Régime juridique de la preuve en droit social
La charge de la preuve
En matière civile, il est bien établi que la charge de la preuve incombe au demandeur à l’instance, toutefois, dans le cadre des litiges sociaux, le demandeur est souvent le salarié, qui représente le maillon le plus faible dans la relation de travail et par conséquent, lui faire supporter la charge de la preuve peut lui être préjudiciable, notamment, en raison des difficultés qu’il peut rencontrer pour la production des preuves, alors qu’il ne peut plus accéder à l’entreprise.

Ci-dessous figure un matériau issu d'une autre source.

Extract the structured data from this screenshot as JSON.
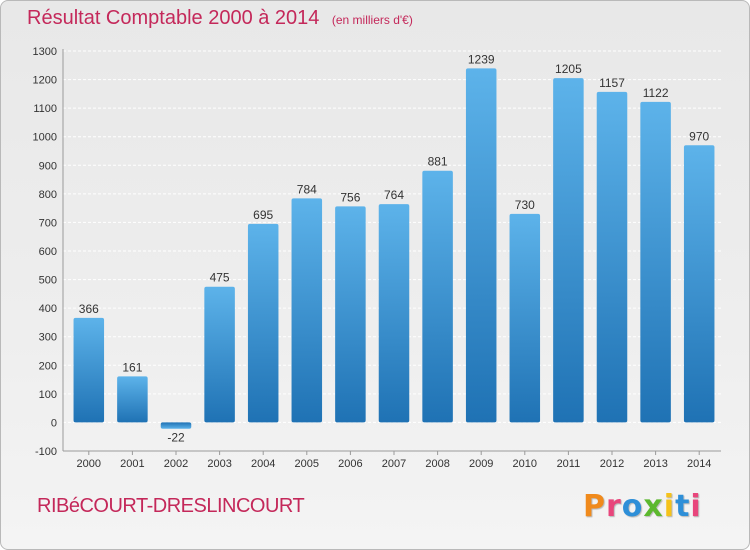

C’est dans cette logique que l’O.I. T considère que « la charge de prouver l’existence d’un motif valable de licenciement devra incomber à l’employeur ». (L’article 9-2-a de la Convention O.I.T numéro 158).
En effet, si l’employeur dispose de la liberté d’invoquer le motif qui lui parait approprié pour justifier la rupture du contrat de travail, sans préavis, ni indemnité, il devra, en revanche, lui incomber l’obligation de prouver l’existence des faits qu’il reproche au salarié.
Au Maroc, selon l’article 400 du DOC « Lorsque le demandeur a prouvé l’existence de l’obligation, celui qui affirme qu’elle est éteinte ou qu’elle ne lui est pas opposable doit le prouver », cela suppose que le salarié, licencié à cause d’une faute grave doit prouver qu’il n’a pas commis ladite faute, cette approche a longtemps été adoptée par la jurisprudence, « Arrêt n° 507 de la Chambre sociale du 26 novembre 1986, Doss Soc 85/6258 » avant qu’elle soit écartée ultérieurement.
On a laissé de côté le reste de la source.